In defining pCR, some investigators evaluate it based on the state of the primary lesion alone, whereas others evaluate it based on the states of both the primary lesion and axillary lymph nodes; a consensus has not been reached among the clinical trial groups. For example, the NSABP B 18 trial regarded patients as pCR if their primary lesion had disappeared. Therefore, in some patients who were evaluated as having achieved pCR according to this criterion, metastatic foci remained in the axillary lymph nodes. Aberdeen’s pCR criteria, which is used at the University of Aberdeen (United Kingdom), is also based on this definition. In the M.D. Anderson Cancer Center trial, patients were evaluated as pCR if both the primary lesion and axillary metastasis had disappeared.

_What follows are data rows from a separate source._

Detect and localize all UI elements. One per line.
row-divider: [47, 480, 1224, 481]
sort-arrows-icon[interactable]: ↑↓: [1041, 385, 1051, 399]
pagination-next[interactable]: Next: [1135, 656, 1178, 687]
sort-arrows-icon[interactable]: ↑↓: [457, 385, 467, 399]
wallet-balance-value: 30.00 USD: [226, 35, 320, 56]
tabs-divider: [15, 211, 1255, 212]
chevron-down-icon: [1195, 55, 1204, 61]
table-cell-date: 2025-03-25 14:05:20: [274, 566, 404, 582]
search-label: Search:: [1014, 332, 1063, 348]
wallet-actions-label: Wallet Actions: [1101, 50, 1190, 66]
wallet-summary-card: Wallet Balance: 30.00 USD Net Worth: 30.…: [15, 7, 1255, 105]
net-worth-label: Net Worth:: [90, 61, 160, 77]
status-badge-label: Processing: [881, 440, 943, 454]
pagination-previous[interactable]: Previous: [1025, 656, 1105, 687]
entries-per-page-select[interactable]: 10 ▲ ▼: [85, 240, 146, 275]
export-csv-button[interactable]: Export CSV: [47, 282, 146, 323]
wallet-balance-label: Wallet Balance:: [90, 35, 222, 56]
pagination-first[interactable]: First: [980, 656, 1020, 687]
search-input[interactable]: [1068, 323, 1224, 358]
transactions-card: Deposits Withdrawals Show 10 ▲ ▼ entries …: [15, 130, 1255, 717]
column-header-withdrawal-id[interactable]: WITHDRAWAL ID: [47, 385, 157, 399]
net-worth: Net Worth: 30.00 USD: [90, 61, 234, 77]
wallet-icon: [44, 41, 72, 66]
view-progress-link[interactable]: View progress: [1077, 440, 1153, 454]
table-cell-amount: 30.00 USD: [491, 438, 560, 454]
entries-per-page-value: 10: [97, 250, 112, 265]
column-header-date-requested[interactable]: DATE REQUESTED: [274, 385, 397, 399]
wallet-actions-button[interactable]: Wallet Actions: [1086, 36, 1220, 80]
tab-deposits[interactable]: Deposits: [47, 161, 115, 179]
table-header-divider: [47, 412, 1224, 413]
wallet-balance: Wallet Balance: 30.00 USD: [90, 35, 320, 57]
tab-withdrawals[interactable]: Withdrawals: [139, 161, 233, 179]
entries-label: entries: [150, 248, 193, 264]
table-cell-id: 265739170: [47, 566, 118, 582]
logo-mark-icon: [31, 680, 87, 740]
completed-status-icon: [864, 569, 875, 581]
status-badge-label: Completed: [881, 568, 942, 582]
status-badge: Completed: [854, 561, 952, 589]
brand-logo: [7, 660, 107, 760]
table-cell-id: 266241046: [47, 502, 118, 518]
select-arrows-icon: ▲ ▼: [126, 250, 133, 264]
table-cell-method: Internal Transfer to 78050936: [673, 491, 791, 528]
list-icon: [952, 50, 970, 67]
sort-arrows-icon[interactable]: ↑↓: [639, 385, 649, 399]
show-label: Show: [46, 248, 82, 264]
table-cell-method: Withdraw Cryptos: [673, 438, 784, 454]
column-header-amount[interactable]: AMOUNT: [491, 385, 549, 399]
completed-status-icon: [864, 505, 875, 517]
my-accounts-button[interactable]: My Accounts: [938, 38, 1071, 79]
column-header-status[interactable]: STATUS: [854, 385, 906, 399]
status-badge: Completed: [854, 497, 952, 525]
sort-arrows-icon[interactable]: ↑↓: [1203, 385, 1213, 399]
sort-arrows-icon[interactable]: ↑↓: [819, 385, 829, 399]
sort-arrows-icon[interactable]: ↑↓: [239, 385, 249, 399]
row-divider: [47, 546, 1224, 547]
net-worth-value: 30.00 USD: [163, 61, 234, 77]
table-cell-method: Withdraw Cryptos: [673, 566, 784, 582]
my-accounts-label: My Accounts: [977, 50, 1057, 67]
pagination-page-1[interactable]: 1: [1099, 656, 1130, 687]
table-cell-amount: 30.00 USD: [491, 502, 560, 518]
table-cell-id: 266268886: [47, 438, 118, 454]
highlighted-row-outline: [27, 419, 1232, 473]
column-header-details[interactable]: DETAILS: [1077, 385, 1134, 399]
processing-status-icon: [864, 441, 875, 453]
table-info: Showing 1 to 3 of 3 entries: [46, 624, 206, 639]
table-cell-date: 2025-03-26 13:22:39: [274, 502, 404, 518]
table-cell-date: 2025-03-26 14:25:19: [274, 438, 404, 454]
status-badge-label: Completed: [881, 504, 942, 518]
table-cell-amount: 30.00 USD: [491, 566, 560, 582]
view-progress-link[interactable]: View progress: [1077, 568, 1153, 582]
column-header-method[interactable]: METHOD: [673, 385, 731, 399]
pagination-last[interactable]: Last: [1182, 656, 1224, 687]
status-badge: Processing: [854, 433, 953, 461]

With respect to evaluation of the primary lesion, some investigators define pCR as the complete disappearance of cancer cells, whereas others allow the presence of intraductal residual tumor cells. Several kinds of criteria established in Japan and in Germany, GEPORDO, are based on the former definition of pCR, whereas other kinds of criteria established by the trials of NSABP B18, Aberdeen, and M.D. Anderson Cancer Center are based on the latter definition.

In addition, the criteria for preparing pathological specimens have not been standardized. Further investigations with thinner resected specimens may decrease the rate of pCR. In this study, we cut the primary lesion and its periphery to a thickness of 1.5 cm from surgical specimens in patients who underwent mastectomy, and cut surgical specimens to a thickness of 1 cm to prepare pathological specimens from patients who underwent breast-conserving surgery.

Among these criteria, those that appear to provide reasonably accurate predictions of the prognosis during long-term follow-up will be mainly employed among clinical trials in the future. At the present time it is not possible to tell which of these criteria should be preferably used because the follow-up periods have been too short. For an analysis of the criteria to use for obtaining the most accurate prognosis, a sufficient number of patients and thorough follow-up are needed; currently, only the NSABP B18 trial meets these conditions [23]. However, the NSABP criteria differ from the criteria used in Japan and Europe.

Thus, to summarize, the criteria for the pathological response to primary chemotherapy have not been standardized. Therefore, values should not be simply compared when the efficacy of chemotherapeutic regimens are evaluated based on the pCR rates.

In the future, primary chemotherapy will be performed in an increasing number of patients; therefore, standardized pathological criteria should be established.